PACTI reviews the "serious phenomenon" of shackling Palestinian detainees "in a systematic manner and throughout all stages of detention and interrogation." Its purpose is to dehumanize and inflict pain, suffering, punishment, intimidation, and discrimination as a way of lawlessly extracting information even though experts acknowledge that torture is ineffective, counterproductive, and, of course, illegal under all circumstances at all times with no exceptions allowed ever.
Israel's use of shackling "has snowballed almost out of control....even when it serves no real" purpose, and it begins at the time of arrest. Plastic handcuffs are used "that can be tightened but cannot be released or halted." They inflict pain, especially when hands are cuffed from behind, the most common way.
Shackling continues during interrogation, "where diverse and creative forms of cuffing are intended to apply pain and pressure...." Then in cells, detainees are painfully shackled to beds for extended periods.

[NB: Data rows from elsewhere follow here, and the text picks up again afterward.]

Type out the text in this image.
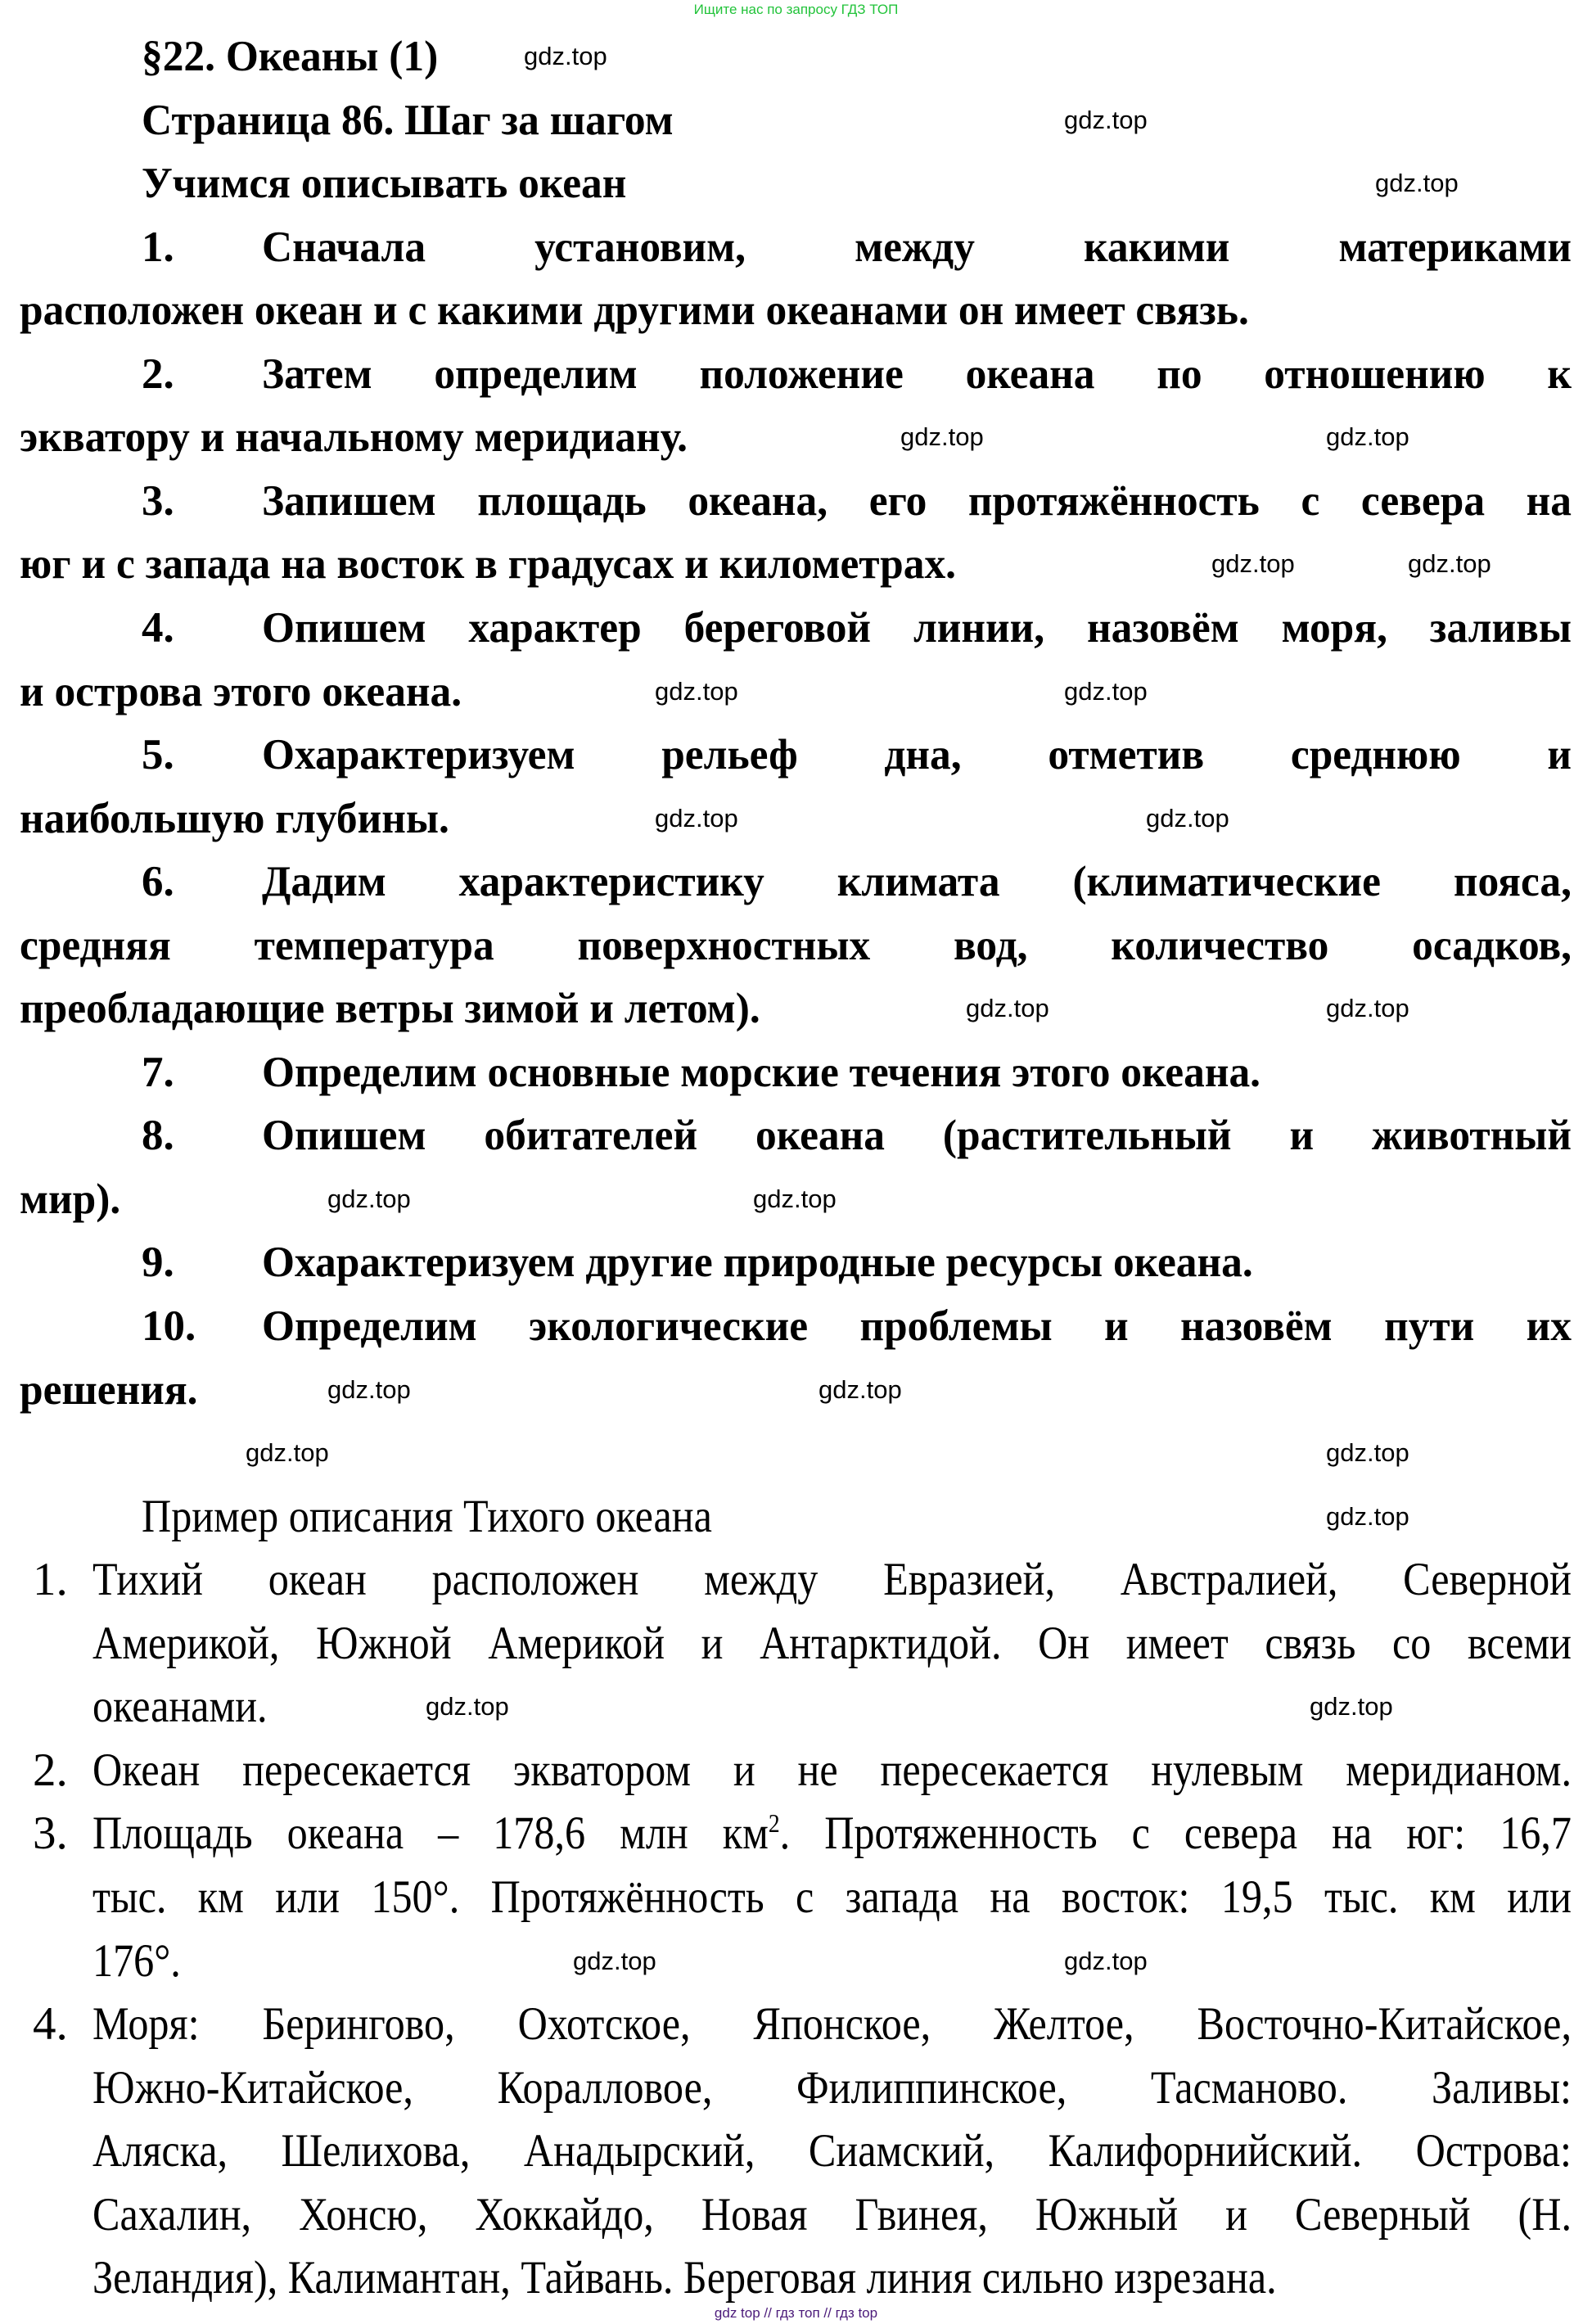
Ищите нас по запросу ГДЗ ТОП
§22. Океаны (1)
Страница 86. Шаг за шагом
Учимся описывать океан
1. Сначала установим, между какими материками
расположен океан и с какими другими океанами он имеет связь.
2. Затем определим положение океана по отношению к
экватору и начальному меридиану.
3. Запишем площадь океана, его протяжённость с севера на
юг и с запада на восток в градусах и километрах.
4. Опишем характер береговой линии, назовём моря, заливы
и острова этого океана.
5. Охарактеризуем рельеф дна, отметив среднюю и
наибольшую глубины.
6. Дадим характеристику климата (климатические пояса,
средняя температура поверхностных вод, количество осадков,
преобладающие ветры зимой и летом).
7. Определим основные морские течения этого океана.
8. Опишем обитателей океана (растительный и животный
мир).
9. Охарактеризуем другие природные ресурсы океана.
10. Определим экологические проблемы и назовём пути их
решения.
Пример описания Тихого океана
1. Тихий океан расположен между Евразией, Австралией, Северной
Америкой, Южной Америкой и Антарктидой. Он имеет связь со всеми
океанами.
2. Океан пересекается экватором и не пересекается нулевым меридианом.
3. Площадь океана – 178,6 млн $км^2$. Протяженность с севера на юг: 16,7
тыс. км или 150°. Протяжённость с запада на восток: 19,5 тыс. км или
176°.
4. Моря: Берингово, Охотское, Японское, Желтое, Восточно-Китайское,
Южно-Китайское, Коралловое, Филиппинское, Тасманово. Заливы:
Аляска, Шелихова, Анадырский, Сиамский, Калифорнийский. Острова:
Сахалин, Хонсю, Хоккайдо, Новая Гвинея, Южный и Северный (Н.
Зеландия), Калимантан, Тайвань. Береговая линия сильно изрезана.
gdz.top
gdz.top
gdz.top
gdz.top	gdz.top
gdz.top	gdz.top
gdz.top	gdz.top
gdz.top	gdz.top
gdz.top	gdz.top
gdz.top	gdz.top
gdz.top	gdz.top
gdz.top	gdz.top
gdz.top
gdz.top	gdz.top
gdz.top	gdz.top
gdz top // гдз топ // гдз top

Even when they're transfered for urgent hospital treatment, cuffing stays in place throughout.
In his "Torture Ruling," (HCJ 5100/94 Public Committee Against Torture in Israel v. Prime Minister of Israel), former President of the Israeli High Court of Justice (HCJ), Aaron Barak (1995 - 2006), addressed cuffing as follows:
"A reasonable interrogation is an interrogation without torture, without cruel or inhuman treatment of the interrogee, and without a humiliating attitude thereto. It is forbidden to use brutal and inhuman measures during the course of the interrogation....Painful cuffing is a prohibited action. Moreover: other means exist to prevent escape from lawful custody or to protect the interrogators which do not involve causing pain and suffering to the interrogee."